Searching for the nik Operon: How a Ligand-Responsive Transcription Factor Hunts for Its DNA Binding Site
Author(s) -
Christine M. PhillipsPiro,
Collin M. Stultz,
Catherine L. Drennan
Publication year - 2010
Publication title -
biochemistry
Language(s) - English
Resource type - Journals
SCImago Journal Rank - 1.43
H-Index - 253
eISSN - 1520-4995
pISSN - 0006-2960
DOI - 10.1021/bi100947k
Subject(s) - transcription factor , transcription (linguistics) , dna binding site , dna , transcription coregulator , bacterial transcription , operon , biology , general transcription factor , genetics , microbiology and biotechnology , promoter , escherichia coli , chemistry , computational biology , gene , transcriptional regulation , gene expression , linguistics , philosophy
Transcription factors regulate a wide variety of genes in the cell and play a crucial role in maintaining cellular homeostasis. A major unresolved issue is how transcription factors find their specific DNA binding sequence in the vast expanse of the cell and how they do so at rates that appear faster than the diffusion limit.
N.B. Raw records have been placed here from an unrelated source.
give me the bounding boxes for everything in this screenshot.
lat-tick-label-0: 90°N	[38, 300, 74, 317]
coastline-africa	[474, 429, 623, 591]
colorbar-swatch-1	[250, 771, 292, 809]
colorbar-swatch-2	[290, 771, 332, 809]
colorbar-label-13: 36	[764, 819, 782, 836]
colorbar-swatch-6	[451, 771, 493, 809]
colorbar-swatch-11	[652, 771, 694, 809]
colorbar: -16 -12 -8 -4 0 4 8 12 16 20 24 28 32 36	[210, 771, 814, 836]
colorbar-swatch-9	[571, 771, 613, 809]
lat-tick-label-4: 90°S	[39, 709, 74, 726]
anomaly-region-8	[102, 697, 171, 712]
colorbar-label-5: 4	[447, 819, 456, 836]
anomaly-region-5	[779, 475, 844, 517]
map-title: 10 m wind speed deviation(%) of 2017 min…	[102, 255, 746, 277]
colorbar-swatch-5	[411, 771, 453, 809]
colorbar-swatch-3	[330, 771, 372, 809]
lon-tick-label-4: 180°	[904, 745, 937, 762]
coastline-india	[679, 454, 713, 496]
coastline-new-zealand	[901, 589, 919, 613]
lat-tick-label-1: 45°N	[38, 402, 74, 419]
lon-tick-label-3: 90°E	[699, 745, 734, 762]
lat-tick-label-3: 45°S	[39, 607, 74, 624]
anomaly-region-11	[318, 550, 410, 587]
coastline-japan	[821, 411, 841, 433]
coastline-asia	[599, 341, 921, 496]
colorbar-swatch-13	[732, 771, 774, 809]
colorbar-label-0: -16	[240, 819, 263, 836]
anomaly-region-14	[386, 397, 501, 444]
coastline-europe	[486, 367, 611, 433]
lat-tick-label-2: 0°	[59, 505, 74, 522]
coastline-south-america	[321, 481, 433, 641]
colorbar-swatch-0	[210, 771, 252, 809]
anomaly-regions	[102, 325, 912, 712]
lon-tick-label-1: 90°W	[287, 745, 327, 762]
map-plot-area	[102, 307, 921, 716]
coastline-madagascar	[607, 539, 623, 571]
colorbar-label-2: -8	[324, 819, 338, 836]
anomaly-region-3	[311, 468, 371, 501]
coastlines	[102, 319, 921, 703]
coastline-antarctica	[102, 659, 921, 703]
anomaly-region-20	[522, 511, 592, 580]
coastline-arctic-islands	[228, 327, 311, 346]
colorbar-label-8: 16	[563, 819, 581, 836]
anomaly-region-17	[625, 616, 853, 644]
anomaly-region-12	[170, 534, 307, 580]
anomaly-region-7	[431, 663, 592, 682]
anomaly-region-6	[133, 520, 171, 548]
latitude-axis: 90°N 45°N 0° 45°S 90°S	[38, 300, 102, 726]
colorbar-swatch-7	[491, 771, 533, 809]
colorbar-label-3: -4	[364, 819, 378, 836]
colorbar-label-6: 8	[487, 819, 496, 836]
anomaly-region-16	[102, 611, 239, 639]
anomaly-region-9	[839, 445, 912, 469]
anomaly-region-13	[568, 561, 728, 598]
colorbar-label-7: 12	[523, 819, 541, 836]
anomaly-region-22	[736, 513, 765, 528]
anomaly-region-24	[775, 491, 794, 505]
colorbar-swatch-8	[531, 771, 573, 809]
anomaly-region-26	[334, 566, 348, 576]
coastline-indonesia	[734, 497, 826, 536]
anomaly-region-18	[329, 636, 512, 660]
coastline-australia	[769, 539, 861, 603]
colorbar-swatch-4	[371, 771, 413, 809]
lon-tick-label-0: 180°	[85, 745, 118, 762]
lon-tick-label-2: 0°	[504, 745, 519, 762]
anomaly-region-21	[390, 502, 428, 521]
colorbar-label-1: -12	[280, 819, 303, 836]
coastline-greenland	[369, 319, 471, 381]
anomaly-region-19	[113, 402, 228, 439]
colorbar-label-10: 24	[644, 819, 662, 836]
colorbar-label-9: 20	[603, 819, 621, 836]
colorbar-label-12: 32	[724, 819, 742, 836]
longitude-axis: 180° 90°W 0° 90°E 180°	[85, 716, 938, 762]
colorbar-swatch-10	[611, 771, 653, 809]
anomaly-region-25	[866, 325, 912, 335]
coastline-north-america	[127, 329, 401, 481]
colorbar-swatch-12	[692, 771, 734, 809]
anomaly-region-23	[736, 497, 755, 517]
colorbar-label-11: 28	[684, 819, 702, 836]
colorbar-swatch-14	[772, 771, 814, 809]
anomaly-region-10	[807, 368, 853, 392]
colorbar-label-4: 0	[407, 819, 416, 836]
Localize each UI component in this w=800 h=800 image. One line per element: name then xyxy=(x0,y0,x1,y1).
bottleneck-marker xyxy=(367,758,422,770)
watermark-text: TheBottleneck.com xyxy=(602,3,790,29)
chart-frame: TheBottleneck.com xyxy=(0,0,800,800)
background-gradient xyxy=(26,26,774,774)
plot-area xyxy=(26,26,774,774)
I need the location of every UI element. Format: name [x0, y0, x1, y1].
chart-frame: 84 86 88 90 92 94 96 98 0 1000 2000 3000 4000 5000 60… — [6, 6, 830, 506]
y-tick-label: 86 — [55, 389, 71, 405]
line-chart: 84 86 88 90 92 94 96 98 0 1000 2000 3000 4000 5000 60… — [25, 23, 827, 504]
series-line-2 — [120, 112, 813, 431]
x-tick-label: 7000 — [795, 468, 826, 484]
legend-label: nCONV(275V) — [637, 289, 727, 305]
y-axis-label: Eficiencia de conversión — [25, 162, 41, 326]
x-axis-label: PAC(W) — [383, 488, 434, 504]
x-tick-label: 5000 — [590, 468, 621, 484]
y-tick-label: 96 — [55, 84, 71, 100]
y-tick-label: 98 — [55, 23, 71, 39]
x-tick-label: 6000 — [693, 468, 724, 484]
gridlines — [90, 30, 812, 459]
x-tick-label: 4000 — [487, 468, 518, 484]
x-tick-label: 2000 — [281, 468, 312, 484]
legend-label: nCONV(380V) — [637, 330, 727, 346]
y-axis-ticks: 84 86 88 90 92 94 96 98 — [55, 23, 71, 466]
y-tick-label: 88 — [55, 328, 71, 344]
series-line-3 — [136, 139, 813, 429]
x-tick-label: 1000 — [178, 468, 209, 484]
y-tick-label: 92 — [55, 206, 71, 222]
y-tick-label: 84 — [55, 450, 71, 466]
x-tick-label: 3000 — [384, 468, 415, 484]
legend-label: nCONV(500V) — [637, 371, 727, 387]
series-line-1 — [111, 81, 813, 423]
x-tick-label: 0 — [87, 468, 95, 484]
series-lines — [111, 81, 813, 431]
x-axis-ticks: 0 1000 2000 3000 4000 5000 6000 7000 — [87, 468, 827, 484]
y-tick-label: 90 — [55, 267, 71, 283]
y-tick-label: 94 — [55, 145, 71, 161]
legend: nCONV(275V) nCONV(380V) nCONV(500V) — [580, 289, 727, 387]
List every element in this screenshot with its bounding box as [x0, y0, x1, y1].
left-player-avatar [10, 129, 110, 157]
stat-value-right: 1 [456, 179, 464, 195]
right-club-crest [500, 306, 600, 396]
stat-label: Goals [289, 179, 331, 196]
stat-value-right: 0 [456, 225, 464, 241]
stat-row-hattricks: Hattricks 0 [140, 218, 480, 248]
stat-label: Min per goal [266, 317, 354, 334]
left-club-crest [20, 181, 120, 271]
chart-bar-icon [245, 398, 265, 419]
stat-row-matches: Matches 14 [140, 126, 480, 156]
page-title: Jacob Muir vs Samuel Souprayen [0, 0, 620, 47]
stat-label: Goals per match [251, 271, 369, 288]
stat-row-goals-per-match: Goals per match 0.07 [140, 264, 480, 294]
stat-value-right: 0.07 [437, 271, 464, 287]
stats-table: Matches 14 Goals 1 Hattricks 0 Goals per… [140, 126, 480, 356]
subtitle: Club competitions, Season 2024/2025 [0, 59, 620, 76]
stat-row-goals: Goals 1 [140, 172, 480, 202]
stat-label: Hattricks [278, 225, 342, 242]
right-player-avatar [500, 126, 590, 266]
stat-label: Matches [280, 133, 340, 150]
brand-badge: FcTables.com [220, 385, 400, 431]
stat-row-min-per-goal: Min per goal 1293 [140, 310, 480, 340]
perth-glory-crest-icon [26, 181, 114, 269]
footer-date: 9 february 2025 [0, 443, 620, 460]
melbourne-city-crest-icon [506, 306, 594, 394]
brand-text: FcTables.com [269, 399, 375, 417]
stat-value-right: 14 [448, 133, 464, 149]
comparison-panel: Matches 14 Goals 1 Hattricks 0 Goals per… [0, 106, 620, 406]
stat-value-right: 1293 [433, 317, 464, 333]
Here, we relate an atomic-detail model that has been developed to describe the transcription factor NikR's mechanism of DNA binding to the broader theories of how transcription factors find their binding sites on DNA. NikR is the nickel regulatory transcription factor for many bacteria, and NikR from Escherichia coli is one of the best studied ligand-mediated transcription factors. For the E. coli NikR protein, there is a wide variety of structural, biochemical, and computational studies that provide significant insight into the NikR-DNA binding mechanism. We find that the two models, the atomic-level model for E. coli NikR and the cellular model for transcription factors in general, are in agreement, and the details laid out by the NikR system may lend additional credence to the current models for transcription factors searching for DNA.